Sonntag 29 August

So hatte denn die Versammlung durch ganz Judäa und Galiläa und Samaria hin Frieden und wurde erbaut und wandelte in der Furcht des Herrn und mehrte sich durch die Ermunterung des Heiligen Geistes. Es geschah aber, als Petrus überall hindurchzog, dass er auch zu den Heiligen hinabkam, die in Lydda wohnten. Er fand dort aber einen gewissen Menschen, mit Namen Äneas, der seit acht Jahren zu Bett lag und gelähmt war. Und Petrus sprach zu ihm: Äneas! Jesus Christus heilt dich; steh auf und mache dir selbst das Bett! Und sogleich stand er auf. Und es sahen ihn alle, die in Lydda und Saron wohnten, die sich zu dem Herrn bekehrten.
Apostelgeschichte 9,31-35

Gedanken zur Apostelgeschichte
Nachdem Saulus Jerusalem verlassen hat, um nach Tarsus zu gehen, kommt es für die Christen in den verschiedenen Landschaften Israels zu einer ruhigen Zeit. - Der Ausdruck "die Versammlung" bezeichnet die ganze Gemeinde Gottes; in den einzelnen örtlichen Versammlungen oder Gemeinden wird jeweils die eine, weltweite Gemeinde Gottes sichtbar, zu der alle wahren Christen gehören.

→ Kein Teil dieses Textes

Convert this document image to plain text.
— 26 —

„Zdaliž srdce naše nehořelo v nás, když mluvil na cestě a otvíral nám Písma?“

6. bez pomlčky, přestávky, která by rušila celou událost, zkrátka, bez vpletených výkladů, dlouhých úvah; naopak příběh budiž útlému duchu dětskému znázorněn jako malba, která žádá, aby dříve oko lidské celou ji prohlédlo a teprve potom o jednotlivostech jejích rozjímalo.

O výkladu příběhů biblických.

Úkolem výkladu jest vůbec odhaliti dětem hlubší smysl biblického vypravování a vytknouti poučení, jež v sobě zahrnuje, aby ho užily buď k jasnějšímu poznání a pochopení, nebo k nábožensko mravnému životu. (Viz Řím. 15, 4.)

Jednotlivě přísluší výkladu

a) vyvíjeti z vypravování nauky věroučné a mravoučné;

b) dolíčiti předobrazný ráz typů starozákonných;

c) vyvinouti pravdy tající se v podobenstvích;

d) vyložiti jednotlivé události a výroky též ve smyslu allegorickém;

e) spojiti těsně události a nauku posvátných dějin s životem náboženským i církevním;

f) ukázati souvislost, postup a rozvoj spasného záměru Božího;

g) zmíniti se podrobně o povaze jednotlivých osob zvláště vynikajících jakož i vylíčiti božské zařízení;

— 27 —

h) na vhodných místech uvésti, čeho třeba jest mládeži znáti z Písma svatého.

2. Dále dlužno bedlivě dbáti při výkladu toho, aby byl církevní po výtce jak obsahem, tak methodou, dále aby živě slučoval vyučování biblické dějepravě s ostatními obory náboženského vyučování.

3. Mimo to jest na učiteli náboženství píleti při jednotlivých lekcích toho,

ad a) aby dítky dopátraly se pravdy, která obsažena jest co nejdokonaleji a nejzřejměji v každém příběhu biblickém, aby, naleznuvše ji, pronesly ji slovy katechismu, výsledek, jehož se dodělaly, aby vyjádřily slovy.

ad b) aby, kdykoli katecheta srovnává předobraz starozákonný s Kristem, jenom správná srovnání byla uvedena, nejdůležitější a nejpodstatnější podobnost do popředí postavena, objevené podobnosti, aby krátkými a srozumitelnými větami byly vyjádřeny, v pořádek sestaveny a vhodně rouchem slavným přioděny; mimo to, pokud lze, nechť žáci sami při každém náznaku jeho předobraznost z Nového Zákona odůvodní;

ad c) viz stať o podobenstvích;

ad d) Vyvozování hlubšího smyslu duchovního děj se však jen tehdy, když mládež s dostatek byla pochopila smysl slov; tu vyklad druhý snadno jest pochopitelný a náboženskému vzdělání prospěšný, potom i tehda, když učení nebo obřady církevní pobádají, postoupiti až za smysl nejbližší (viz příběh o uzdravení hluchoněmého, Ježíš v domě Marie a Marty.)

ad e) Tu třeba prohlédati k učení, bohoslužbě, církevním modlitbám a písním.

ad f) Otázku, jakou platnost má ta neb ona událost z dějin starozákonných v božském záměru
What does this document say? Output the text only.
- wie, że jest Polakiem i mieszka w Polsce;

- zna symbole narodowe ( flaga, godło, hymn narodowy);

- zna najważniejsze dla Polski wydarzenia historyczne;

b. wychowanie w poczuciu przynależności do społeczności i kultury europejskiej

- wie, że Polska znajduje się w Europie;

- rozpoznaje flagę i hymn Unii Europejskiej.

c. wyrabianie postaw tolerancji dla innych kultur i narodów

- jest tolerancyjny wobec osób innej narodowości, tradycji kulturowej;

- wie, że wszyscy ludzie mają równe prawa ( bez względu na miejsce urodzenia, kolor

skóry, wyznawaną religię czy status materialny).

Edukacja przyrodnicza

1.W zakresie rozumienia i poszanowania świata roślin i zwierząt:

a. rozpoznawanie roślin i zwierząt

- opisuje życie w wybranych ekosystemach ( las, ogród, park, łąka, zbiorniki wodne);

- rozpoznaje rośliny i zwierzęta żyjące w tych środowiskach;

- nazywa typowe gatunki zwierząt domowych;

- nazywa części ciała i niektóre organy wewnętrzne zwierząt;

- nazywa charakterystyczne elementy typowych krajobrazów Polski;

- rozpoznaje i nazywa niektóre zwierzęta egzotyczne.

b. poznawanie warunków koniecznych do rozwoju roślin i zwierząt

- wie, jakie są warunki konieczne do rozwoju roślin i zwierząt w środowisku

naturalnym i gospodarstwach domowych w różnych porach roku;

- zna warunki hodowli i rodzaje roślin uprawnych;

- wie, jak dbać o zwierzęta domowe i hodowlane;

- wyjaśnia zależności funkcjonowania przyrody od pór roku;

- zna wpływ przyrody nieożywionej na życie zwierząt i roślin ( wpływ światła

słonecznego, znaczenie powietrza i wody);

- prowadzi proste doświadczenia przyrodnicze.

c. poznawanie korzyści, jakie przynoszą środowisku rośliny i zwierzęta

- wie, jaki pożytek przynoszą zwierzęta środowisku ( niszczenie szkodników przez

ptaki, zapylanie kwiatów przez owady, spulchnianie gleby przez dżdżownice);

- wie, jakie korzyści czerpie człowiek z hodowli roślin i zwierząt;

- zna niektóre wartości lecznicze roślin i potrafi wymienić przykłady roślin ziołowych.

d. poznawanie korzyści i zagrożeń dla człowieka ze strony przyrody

Die äußere Ruhe dient zur Auferbauung und Befestigung der Gläubigen. Sie führen ihr Leben sorgfältig mit dem Herrn; dabei werden sie durch den Heiligen Geist ermutigt, und weitere Juden kommen durch den Glauben an Christus hinzu.
Und jetzt tritt der Apostel Petrus wieder in den Vordergrund der Berichterstattung. Wie ein Hirte sich um das Wohlergehen der Herde kümmert, zieht Petrus durch das Land, um den "Heiligen", die zur "Herde Gottes" gehören, behilflich zu sein, und erfüllt so den Auftrag des Herrn (Johannes 21,15-17; 1. Petrus 5,1-3).
Wie schon früher bestätigt Gott auch jetzt die Predigt des Evangeliums durch Wunder, durch "die Zeichen des Apostels", die Petrus in der Kraft Jesu vollbringt (2. Korinther 12,12).